Im Weitsprung setzte Dominik Eckner (Jahrgang 1998) seine Erfolgsgeschichte fort. In einem spannenden Wettkampf kam er mit den widrigen Bedingungen am besten zurecht, wies sogar den amtierenden bayerischen Meister aus München in die Schranken und siegte mit ausgezeichneten 6,79 Metern. Bei seinem weitesten Versuch maßen die Juroren 2,8 Meter pro Sekunde Rückenwind. Ein Rekord wäre bei diesem Wert nicht gültig gewesen.

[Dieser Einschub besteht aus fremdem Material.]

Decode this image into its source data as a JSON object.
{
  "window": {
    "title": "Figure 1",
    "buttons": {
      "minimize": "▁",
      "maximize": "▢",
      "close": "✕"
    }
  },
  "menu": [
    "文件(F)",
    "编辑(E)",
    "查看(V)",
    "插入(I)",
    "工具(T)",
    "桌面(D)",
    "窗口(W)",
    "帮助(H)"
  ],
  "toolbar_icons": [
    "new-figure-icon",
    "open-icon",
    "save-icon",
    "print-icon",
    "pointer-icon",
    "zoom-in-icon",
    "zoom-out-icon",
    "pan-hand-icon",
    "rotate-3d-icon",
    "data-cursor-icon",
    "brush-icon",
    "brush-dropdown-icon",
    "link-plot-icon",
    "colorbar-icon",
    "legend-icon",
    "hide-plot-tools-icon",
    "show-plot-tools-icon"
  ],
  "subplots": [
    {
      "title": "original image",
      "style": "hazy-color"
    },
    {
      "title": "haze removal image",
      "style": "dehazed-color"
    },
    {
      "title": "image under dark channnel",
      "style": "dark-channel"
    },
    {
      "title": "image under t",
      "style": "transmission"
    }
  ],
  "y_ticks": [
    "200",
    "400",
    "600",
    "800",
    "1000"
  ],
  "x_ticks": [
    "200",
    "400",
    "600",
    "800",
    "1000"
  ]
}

Sprintass Jonas Saffer (U18), der in der vergangenen Saison wegen Verletzungen nicht antrat, hatte mit seinem 100-Meter-Lauf in 11,34 Sekunden einen sehr guten Einstieg ins Wettkampfjahr und setzte einen Haken hinter die Quali für die "Bayerische". Die Norm für die deutsche Meisterschaft verpasste er um vier Hundertstel. Auf die doppelte Distanz verzichtete Saffer aufgrund des bei Kälte erhöhten Verletzungsrisikos.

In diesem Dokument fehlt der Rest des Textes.